The latest University of Virginia professor to be named an Andrew Carnegie Fellow is a model of persistence.
Justene Hill Edwards – who specializes in African American history, American slavery, American capitalism and American legal history at UVA – is among 28 scholars and writers nationwide selected from nearly 300 nominees to be part of the 2022 Carnegie class. These prestigious fellowships provide the winners with a $200,000 stipend to pursue research and writing to address important and enduring issues confronting society.
Hill Edwards will use her fellowship to finish the manuscript for “The Freedman’s Bank: The Challenges to Black Economic Equality in Reconstruction,” a book that explores how the rise and fall of a once-prominent financial institution for emancipated African Americans fits within the conversation about the racial wealth gap in America.
This passion project was jump-started two years ago after the internal UVA Carnegie Fellows committee denied Hill Edwards’ initial pitch.
“I was told it was a promising project, but I needed to think more about its importance,” Hill Edwards said. “So, in many ways, I think this fellowship is perhaps a testament to perseverance.”
Hill Edwards, who has a doctorate in history from Princeton University and is the author of “Unfree Markets: The Slaves’ Economy and the Rise of Capitalism in South Carolina,” said it has become her life’s work to “illuminate the history and struggles” of enslaved people. And when she might feel frustrated by rejection, she reflects on the main characters from her research.
“In many ways, my historical actors are the enslaved, formerly enslaved and the recently emancipated,” she said. “I feel incredibly privileged to tell their stories and I don’t take that for granted. So, in the moments when I’m down, I often go back and read some of their letters and their memories. It gives me that bit of a push when I feel discouraged.”
After her initial disappointment, Hill Edwards, a faculty member of six years at UVA, expanded how she thought about her research and what drove her interests. It helped reframe her proposal on how the past remains intertwined with current economic inequality.
“What I did in the proposal was, instead of just talking about the history of the Freedman’s Bank, I connected it more directly toward helping us understand the historical connections between the failure of this bank … and the racial wealth gap,” Hill Edwards said. “I think it was those connections that made this a stronger proposal for the Carnegie.”

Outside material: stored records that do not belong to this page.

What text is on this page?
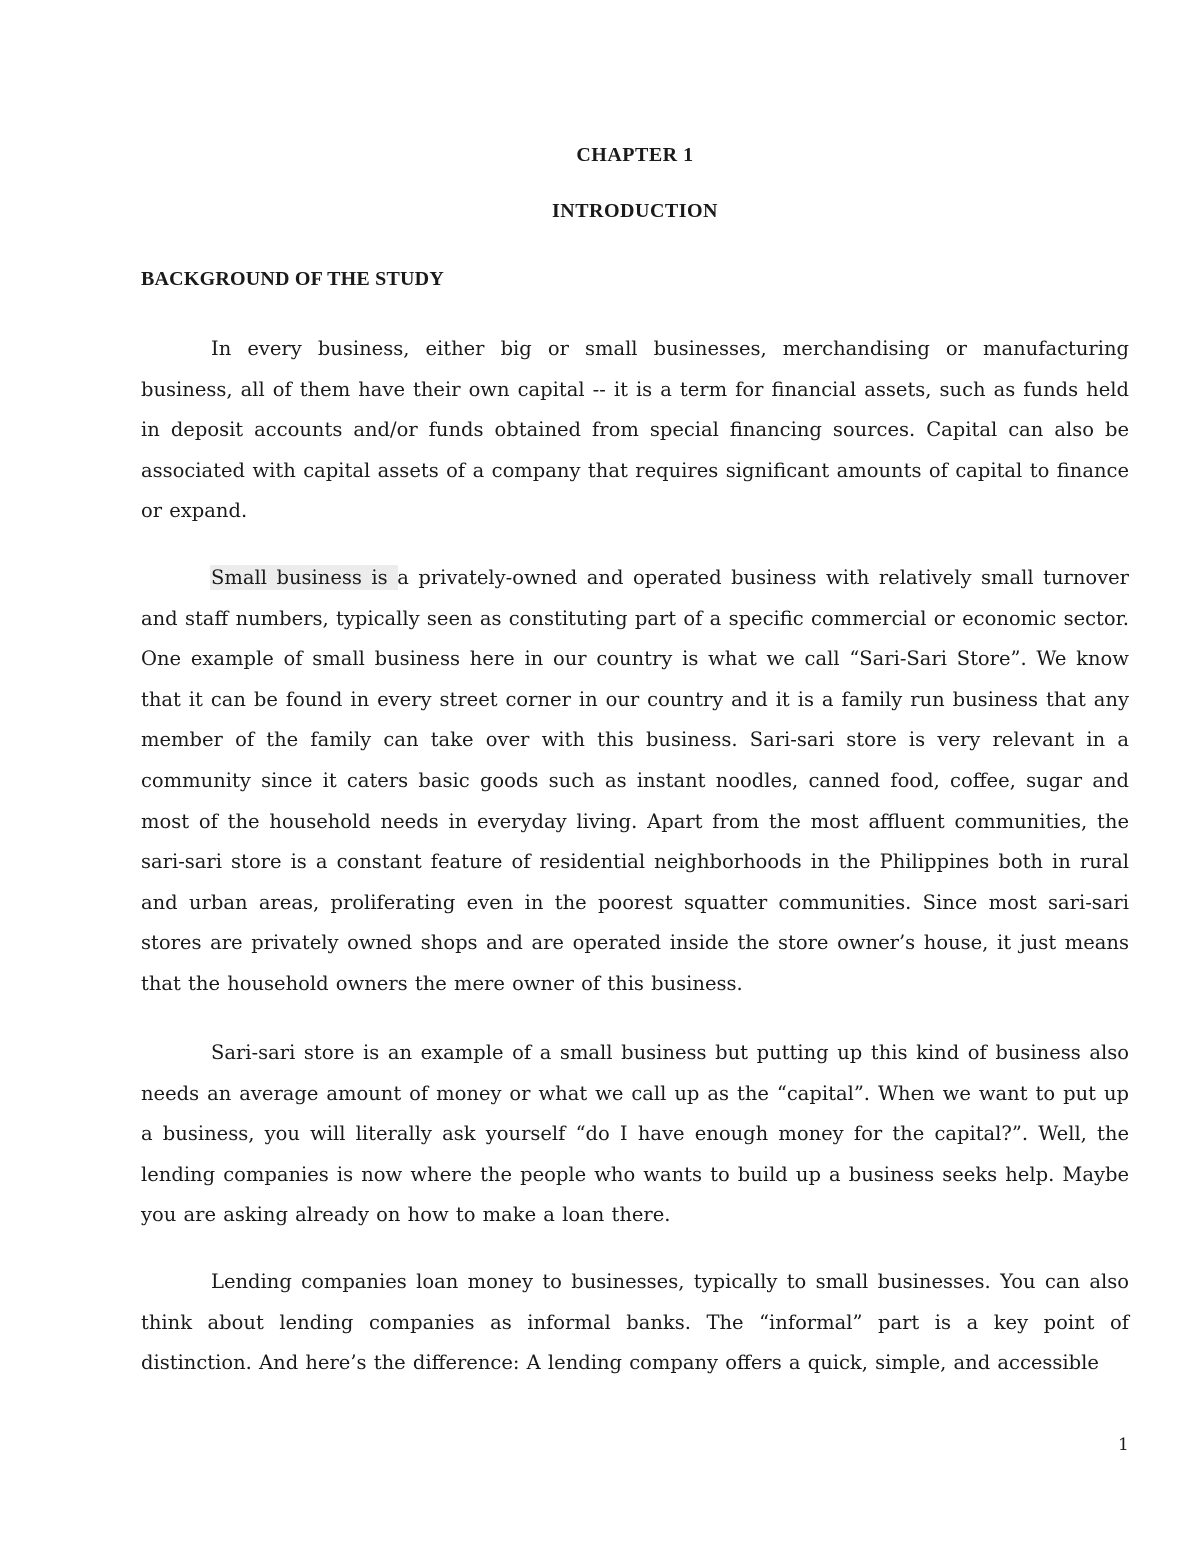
CHAPTER 1
INTRODUCTION
BACKGROUND OF THE STUDY

In every business, either big or small businesses, merchandising or manufacturing business, all of them have their own capital -- it is a term for financial assets, such as funds held in deposit accounts and/or funds obtained from special financing sources. Capital can also be associated with capital assets of a company that requires significant amounts of capital to finance or expand.

Small business is a privately-owned and operated business with relatively small turnover and staff numbers, typically seen as constituting part of a specific commercial or economic sector. One example of small business here in our country is what we call “Sari-Sari Store”. We know that it can be found in every street corner in our country and it is a family run business that any member of the family can take over with this business. Sari-sari store is very relevant in a community since it caters basic goods such as instant noodles, canned food, coffee, sugar and most of the household needs in everyday living. Apart from the most affluent communities, the sari-sari store is a constant feature of residential neighborhoods in the Philippines both in rural and urban areas, proliferating even in the poorest squatter communities. Since most sari-sari stores are privately owned shops and are operated inside the store owner’s house, it just means that the household owners the mere owner of this business.

Sari-sari store is an example of a small business but putting up this kind of business also needs an average amount of money or what we call up as the “capital”. When we want to put up a business, you will literally ask yourself “do I have enough money for the capital?”. Well, the lending companies is now where the people who wants to build up a business seeks help. Maybe you are asking already on how to make a loan there.

Lending companies loan money to businesses, typically to small businesses. You can also think about lending companies as informal banks. The “informal” part is a key point of distinction. And here’s the difference: A lending company offers a quick, simple, and accessible

1
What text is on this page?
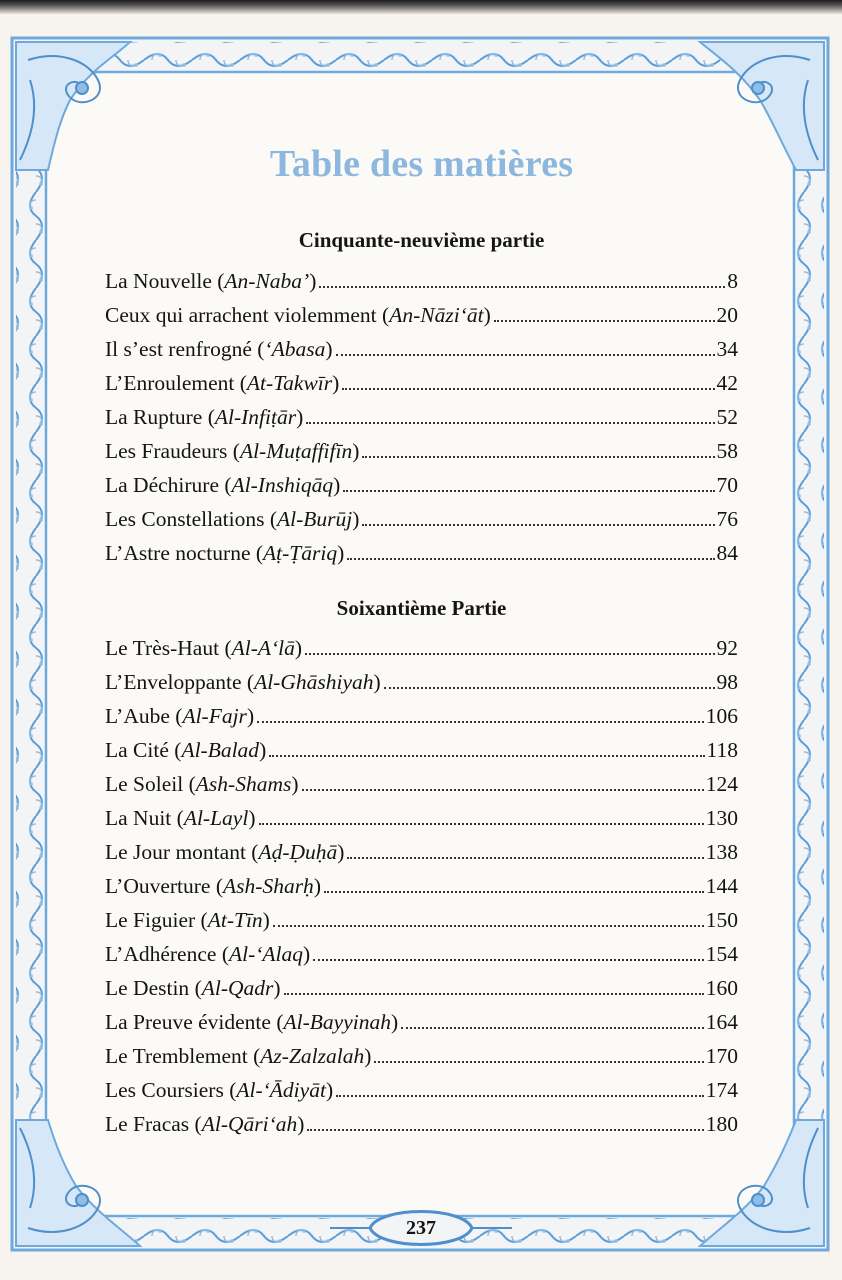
Table des matières
Cinquante-neuvième partie
La Nouvelle (An-Naba’)	8
Ceux qui arrachent violemment (An-Nāzi‘āt)	20
Il s’est renfrogné (‘Abasa)	34
L’Enroulement (At-Takwīr)	42
La Rupture (Al-Infiṭār)	52
Les Fraudeurs (Al-Muṭaffifīn)	58
La Déchirure (Al-Inshiqāq)	70
Les Constellations (Al-Burūj)	76
L’Astre nocturne (Aṭ-Ṭāriq)	84
Soixantième Partie
Le Très-Haut (Al-A‘lā)	92
L’Enveloppante (Al-Ghāshiyah)	98
L’Aube (Al-Fajr)	106
La Cité (Al-Balad)	118
Le Soleil (Ash-Shams)	124
La Nuit (Al-Layl)	130
Le Jour montant (Aḍ-Ḍuḥā)	138
L’Ouverture (Ash-Sharḥ)	144
Le Figuier (At-Tīn)	150
L’Adhérence (Al-‘Alaq)	154
Le Destin (Al-Qadr)	160
La Preuve évidente (Al-Bayyinah)	164
Le Tremblement (Az-Zalzalah)	170
Les Coursiers (Al-‘Ādiyāt)	174
Le Fracas (Al-Qāri‘ah)	180
237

The Freedman’s Bank was chartered by the U.S. Congress after the Civil War ended in 1865. In seven years, it grew to nearly 40 branches across 17 states and collected more than $75 million (over $1 billion in today’s dollars) in deposits.
It closed, however, in 1874 after mismanagement from its all-white board of trustees, damaging the financial lives of many of its customers.
The amount of money deposited in the Freedman’s Bank in such a short time is remarkable, Hill Edwards said, “and then it fails spectacularly nine years later.”
“I see this as being a story about both the promise and failure of Reconstruction, the failure of the federal government to protect recently emancipated African Americans,” she said. “It really indicts the financial services industry in how it failed this generation that had such economic promise.”
Hill Edwards, who also recently earned a fellowship from the Mellon Foundation, joins Mila Versteeg, Grace Hale and Talitha LeFlouria as UVA professors to be named Carnegie Fellows since the program began in 2015.
Hill Edwards said she hopes her research will “reignite conversations about the legitimacy of reparations.”
“I think reparations has been a very controversial, political issue and I think if we look at this history – especially the history of Reconstruction – then some of the dots should be connected about how this should be a public policy conversation, that there are historical wrongs that need to be made right,” Hill Edwards said.
Claudrena Harold, the UVA history department chair, said Hill Edwards “is a remarkably gifted scholar who is at the cutting edge of several fields,” including capitalism, race and inequality.
“Since her arrival at UVA, she has anchored the history department’s undergraduate and graduate courses on slavery and the history of capitalism. Justene is a wonderful teacher and mentor and a terrific colleague.”